As so often, this code started out as a small project in 1987. Back then, Claus Leitherer wanted to have a little computer program to calculate ionizing fluxes for individual O stars. The program evolved from handling a single star to a whole population. At the same time, there was the desire to assign positions in the HRD for comparison with observations. Results from this rather simple code were reported in ApJS, 73, 1 (1990). By 1990 the program had grown to compute the output of the mechanical luminosity of winds and of supernovae. A paper on that is in ApJ, 401, 498 (1992). The "real" spectral synthesis capability was implemented in 1991, when we added Kurucz and Schmutz model atmospheres from the far-UV to the near-IR. This allowed us to calculate spectra and colors for young populations. Carmelle Robert included an IUE spectral library in the code in order to compute synthetic lines at 0.75 A resolution (ApJ, 418, 749 [1993], ApJS, 99, 173 [1995]).

By 1994, we had computed so many models, synthesizing all kinds of galaxy parameters that the suggestion was made to combine everything, plot it in a homogeneous way, and publish it (ApJS, 96, 9 [1995]). Who would have predicted that quite a few astronomers found this useful? Later we began to add a few more specialized routines, like the computation of O VI line profiles by Rosa Gonzalez-Delgado (ApJ, 489, 601 [1997]). The most recent subroutine was written by Jeff Goldader. This part calculates the strengths of selected stellar features in the near-IR.

In 1997 it become clear that the code needed a major upgrade. Daniel Schaerer replaced the ancient Maeder (1990) tracks by the most recent (1992-94) model series of Geneva. He also implemented the capability to perform isochrone synthesis in addition to classical evolutionary synthesis. One of the subroutines used for this was written by Georges Meynet. We also decided to take advantage of the homogeneous atmosphere grid compiled by Lejeune et al. (1997) and replaced the original Kurucz models by the new set. The updated code was made available to the community via a spiffy website called Starburst99 (Leitherer et al. 1999, ApJ, 123, 3).

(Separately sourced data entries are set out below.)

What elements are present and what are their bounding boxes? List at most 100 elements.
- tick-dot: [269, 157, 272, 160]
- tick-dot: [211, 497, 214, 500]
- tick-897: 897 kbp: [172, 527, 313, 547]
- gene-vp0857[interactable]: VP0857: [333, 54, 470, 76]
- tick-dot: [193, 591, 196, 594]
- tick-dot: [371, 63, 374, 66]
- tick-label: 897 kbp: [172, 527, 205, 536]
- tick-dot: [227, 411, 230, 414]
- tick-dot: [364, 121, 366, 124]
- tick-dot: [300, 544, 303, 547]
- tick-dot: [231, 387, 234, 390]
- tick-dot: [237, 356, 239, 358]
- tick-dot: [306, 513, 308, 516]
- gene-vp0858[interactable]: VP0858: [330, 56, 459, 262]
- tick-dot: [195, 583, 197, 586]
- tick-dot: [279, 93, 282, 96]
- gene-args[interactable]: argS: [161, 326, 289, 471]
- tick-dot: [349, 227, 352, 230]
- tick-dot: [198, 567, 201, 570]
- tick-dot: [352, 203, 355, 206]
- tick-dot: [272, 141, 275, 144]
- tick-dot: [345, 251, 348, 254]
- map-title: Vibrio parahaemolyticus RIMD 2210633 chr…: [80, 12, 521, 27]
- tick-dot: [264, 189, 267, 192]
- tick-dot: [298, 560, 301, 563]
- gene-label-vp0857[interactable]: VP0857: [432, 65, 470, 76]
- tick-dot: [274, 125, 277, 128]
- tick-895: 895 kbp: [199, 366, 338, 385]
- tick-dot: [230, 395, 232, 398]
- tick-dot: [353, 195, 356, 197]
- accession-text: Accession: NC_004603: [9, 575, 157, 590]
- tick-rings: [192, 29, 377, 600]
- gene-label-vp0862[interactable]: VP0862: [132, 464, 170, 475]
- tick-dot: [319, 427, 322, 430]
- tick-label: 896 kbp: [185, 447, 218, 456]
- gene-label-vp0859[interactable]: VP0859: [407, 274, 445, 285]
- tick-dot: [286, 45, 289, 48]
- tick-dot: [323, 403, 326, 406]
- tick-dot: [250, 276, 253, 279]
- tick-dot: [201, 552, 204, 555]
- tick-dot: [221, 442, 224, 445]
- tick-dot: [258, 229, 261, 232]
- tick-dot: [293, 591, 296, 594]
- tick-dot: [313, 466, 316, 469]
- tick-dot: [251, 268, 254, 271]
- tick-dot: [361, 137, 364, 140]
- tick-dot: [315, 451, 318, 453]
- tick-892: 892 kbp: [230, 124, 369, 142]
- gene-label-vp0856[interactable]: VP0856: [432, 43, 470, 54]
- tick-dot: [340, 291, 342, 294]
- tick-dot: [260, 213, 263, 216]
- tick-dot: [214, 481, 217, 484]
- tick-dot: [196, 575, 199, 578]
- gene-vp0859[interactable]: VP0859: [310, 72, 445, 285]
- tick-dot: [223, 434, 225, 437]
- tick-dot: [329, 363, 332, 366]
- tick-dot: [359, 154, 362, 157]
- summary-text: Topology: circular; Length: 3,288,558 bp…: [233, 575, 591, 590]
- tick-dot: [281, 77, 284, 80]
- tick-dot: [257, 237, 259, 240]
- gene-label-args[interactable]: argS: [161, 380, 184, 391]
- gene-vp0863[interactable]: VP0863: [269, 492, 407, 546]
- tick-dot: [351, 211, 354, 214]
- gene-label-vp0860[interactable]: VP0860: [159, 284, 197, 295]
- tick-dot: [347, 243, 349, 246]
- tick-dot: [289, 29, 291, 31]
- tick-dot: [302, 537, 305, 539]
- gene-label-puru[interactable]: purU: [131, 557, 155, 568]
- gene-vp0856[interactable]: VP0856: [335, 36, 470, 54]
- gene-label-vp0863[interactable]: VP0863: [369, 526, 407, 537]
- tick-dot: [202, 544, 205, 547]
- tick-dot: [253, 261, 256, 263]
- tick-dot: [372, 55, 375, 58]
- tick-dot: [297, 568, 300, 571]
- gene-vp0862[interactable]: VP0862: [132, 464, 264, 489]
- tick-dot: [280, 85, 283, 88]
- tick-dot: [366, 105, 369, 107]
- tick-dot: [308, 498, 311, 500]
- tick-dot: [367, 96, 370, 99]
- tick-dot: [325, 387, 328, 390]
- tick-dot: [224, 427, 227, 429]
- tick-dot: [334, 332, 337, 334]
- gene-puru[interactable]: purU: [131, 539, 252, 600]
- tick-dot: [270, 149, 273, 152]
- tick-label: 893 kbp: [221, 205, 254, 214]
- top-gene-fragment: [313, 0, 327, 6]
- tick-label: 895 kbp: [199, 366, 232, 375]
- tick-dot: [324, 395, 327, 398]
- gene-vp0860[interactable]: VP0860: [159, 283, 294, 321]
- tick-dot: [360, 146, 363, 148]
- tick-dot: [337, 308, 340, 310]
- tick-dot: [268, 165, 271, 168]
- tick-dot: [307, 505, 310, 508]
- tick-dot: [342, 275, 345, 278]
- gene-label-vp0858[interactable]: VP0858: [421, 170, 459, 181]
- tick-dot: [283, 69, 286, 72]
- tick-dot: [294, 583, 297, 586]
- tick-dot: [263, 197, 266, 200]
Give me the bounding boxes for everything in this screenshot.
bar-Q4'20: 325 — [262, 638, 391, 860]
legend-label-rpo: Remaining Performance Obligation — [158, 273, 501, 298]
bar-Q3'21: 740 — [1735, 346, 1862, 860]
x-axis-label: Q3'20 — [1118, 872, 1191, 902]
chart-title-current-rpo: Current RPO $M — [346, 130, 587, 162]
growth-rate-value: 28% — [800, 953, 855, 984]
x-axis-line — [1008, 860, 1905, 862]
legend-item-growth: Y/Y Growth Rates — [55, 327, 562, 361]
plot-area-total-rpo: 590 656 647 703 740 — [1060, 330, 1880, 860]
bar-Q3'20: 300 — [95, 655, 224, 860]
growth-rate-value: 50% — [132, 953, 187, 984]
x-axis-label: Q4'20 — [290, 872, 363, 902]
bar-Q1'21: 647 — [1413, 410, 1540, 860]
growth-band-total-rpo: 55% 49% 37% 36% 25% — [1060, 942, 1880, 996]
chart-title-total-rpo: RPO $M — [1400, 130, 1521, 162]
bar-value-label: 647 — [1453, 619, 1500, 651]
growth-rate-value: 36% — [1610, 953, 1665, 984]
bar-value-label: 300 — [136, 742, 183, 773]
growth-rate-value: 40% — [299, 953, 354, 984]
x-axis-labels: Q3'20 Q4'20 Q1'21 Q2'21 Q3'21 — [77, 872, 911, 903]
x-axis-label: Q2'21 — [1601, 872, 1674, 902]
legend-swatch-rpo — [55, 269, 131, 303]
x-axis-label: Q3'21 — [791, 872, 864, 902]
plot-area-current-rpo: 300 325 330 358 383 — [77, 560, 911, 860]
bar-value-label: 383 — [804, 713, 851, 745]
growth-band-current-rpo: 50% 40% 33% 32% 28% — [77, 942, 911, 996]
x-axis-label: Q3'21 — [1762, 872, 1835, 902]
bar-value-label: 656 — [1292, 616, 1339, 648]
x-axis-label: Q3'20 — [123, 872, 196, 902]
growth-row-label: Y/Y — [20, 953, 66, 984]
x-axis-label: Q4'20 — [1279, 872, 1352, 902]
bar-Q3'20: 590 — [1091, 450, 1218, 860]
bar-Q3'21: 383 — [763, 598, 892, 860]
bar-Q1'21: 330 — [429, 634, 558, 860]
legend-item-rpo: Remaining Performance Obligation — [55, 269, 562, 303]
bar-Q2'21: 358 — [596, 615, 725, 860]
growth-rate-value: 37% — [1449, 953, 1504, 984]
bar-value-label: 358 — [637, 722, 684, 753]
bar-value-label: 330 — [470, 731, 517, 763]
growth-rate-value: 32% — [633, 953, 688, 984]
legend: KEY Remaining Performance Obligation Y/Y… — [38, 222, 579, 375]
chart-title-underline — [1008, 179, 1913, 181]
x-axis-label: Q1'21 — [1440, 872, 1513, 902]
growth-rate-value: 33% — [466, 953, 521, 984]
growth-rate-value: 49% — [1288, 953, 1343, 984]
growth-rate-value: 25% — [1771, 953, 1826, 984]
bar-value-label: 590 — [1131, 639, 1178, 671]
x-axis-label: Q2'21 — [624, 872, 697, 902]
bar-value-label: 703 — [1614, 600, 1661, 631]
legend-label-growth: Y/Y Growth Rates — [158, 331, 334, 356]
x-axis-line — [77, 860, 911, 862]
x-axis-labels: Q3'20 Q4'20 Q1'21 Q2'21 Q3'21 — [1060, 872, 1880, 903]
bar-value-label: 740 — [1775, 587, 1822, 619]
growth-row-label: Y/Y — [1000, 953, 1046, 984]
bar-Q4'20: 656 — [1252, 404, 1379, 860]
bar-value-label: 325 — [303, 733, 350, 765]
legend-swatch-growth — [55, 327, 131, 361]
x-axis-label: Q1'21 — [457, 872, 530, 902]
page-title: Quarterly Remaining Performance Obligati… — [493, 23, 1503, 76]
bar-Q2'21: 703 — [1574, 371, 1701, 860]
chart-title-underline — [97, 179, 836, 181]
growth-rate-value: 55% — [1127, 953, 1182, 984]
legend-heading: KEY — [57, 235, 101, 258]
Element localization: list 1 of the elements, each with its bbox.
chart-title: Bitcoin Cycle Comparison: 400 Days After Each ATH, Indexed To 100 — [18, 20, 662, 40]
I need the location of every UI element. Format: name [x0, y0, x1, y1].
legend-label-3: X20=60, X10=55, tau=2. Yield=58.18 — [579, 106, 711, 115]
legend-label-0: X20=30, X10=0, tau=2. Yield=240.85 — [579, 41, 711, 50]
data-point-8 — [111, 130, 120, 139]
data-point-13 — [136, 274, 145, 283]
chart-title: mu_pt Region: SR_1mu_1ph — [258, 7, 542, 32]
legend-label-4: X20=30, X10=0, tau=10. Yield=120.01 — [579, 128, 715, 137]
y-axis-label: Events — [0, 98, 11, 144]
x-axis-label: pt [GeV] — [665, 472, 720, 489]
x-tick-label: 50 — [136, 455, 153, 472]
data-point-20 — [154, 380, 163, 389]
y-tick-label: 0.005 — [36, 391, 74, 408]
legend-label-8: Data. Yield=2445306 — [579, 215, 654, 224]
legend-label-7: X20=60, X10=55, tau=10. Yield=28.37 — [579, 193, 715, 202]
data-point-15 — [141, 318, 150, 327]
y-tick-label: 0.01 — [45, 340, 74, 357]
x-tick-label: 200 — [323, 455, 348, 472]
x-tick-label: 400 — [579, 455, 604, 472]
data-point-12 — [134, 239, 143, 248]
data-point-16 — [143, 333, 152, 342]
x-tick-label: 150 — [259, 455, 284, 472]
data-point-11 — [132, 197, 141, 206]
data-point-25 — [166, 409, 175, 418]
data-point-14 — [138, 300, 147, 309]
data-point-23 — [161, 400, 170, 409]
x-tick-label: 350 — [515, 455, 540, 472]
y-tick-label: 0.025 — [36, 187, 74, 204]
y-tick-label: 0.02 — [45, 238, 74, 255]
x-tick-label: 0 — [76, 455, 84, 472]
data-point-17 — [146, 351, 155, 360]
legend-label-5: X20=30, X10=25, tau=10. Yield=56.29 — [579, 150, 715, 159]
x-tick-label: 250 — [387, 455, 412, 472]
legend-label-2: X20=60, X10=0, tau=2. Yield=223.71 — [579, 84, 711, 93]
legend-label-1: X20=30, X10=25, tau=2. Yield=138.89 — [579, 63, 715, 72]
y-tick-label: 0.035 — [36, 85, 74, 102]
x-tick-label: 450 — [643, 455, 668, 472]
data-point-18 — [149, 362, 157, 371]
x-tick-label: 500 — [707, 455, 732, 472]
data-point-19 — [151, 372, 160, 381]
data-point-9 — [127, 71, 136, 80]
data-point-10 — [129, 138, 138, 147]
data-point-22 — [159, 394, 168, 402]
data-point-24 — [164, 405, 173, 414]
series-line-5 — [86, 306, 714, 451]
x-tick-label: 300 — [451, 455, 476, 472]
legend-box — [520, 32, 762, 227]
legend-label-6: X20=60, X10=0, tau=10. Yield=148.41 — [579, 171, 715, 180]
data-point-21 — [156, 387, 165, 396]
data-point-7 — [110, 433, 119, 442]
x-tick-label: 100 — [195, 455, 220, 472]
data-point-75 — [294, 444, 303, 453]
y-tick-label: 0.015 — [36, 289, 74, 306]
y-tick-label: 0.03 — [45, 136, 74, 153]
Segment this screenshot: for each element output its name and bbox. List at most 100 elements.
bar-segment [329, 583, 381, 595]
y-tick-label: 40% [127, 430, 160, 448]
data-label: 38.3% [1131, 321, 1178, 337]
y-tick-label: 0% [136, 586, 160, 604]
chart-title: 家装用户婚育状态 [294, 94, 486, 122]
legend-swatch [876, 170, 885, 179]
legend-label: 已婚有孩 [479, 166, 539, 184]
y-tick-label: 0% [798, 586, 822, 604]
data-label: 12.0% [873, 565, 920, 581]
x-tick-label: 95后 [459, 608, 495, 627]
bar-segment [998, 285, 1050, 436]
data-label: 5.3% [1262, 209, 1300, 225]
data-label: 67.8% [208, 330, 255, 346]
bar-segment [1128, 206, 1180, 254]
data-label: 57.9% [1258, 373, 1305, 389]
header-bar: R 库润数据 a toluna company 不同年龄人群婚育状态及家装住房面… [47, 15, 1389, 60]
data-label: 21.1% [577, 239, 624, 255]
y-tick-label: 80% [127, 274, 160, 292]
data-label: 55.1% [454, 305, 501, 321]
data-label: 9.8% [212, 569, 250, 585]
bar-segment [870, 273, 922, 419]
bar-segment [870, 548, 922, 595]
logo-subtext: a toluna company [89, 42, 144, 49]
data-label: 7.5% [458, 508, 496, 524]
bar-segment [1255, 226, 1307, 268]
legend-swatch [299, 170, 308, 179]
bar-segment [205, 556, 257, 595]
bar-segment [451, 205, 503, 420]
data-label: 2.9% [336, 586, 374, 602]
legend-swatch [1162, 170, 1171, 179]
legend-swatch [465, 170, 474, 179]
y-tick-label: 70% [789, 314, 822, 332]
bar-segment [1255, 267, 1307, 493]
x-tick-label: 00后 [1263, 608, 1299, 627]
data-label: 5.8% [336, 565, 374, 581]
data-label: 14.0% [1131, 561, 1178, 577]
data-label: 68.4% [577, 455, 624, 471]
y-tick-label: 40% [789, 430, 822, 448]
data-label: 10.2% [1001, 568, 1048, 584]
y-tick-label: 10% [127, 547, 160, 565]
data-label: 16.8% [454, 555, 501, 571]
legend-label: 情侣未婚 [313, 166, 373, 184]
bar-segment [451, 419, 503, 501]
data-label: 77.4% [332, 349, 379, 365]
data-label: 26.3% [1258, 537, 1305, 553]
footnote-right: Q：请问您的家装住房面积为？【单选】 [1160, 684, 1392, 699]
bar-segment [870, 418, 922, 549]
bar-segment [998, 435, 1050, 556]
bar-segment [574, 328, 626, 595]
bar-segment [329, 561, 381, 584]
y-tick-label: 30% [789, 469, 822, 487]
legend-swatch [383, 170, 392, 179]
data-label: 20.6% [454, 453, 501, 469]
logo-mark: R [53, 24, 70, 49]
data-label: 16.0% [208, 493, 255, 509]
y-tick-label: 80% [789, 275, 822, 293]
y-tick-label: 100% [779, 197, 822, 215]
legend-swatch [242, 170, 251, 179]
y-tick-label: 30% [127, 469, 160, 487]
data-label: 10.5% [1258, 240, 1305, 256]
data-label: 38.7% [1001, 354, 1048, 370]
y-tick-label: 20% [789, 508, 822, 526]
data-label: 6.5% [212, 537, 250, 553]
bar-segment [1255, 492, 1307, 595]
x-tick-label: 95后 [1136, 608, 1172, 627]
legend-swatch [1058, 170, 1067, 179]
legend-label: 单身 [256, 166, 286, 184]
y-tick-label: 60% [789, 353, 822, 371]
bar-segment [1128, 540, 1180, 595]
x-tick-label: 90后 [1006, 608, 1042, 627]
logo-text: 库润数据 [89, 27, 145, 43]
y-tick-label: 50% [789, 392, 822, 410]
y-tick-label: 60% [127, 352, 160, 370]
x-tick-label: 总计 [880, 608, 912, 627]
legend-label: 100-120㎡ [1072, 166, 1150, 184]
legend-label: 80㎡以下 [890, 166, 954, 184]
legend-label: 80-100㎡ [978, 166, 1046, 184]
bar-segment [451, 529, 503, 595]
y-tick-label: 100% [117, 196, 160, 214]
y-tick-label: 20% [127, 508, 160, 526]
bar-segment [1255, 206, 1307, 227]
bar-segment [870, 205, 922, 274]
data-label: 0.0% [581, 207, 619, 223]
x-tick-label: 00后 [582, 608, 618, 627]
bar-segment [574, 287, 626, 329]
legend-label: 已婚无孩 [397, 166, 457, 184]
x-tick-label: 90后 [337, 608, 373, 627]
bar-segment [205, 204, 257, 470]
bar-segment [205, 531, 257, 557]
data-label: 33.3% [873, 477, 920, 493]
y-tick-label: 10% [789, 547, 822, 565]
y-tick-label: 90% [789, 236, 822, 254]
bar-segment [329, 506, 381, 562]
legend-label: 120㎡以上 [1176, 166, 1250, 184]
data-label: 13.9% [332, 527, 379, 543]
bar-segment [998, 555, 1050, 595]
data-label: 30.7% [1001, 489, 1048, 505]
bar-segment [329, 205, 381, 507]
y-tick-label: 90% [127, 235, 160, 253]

Since then, four important improvements were made. First, Duilia de Mello added a high-resolution spectral library of B stars in fall 1999. A description is in ApJ, 530, 251 (2000). This library replaced the low-resolution B-star library we used before. (O stars have always been from a high-dispersion library.)

Second, Alessandra Aloisi added supernova yields to the code. Before that, only yields from stellar winds were taken into account, and the supernova yields of those elements which undergo no nuclear processing during a supernova explosion. Now the models are up-to-date with respect to the nucleosynthesis in type II supernovae (and only those -- we don't do type I's yet). This change was made in August 2000.

Third, Claus Leitherer and summer student Joao Leao Souza added a spectral library of LMC and SMC stars in August 2000 (Leitherer et al. 2001, ApJ, 550, in press). This allows calculations of models for UV spectra with sub-solar metallicities. Only O-stars are used for SMC/LMC metallicity, everything else is solar. This is not perfect -- but it is a starting point.

Fourth, Miguel Cervino, in collaboration with Daniel Schaerer greatly improved several numerical aspects of the code. In particular he wrote new code to handle the calculation of the supernova rate in isochrone synthesis. Previously, all SN related parameters showed rather ugly discontinuities due to numerical instabilities (see Leitherer et al. 1999). This was fixed in October 2000.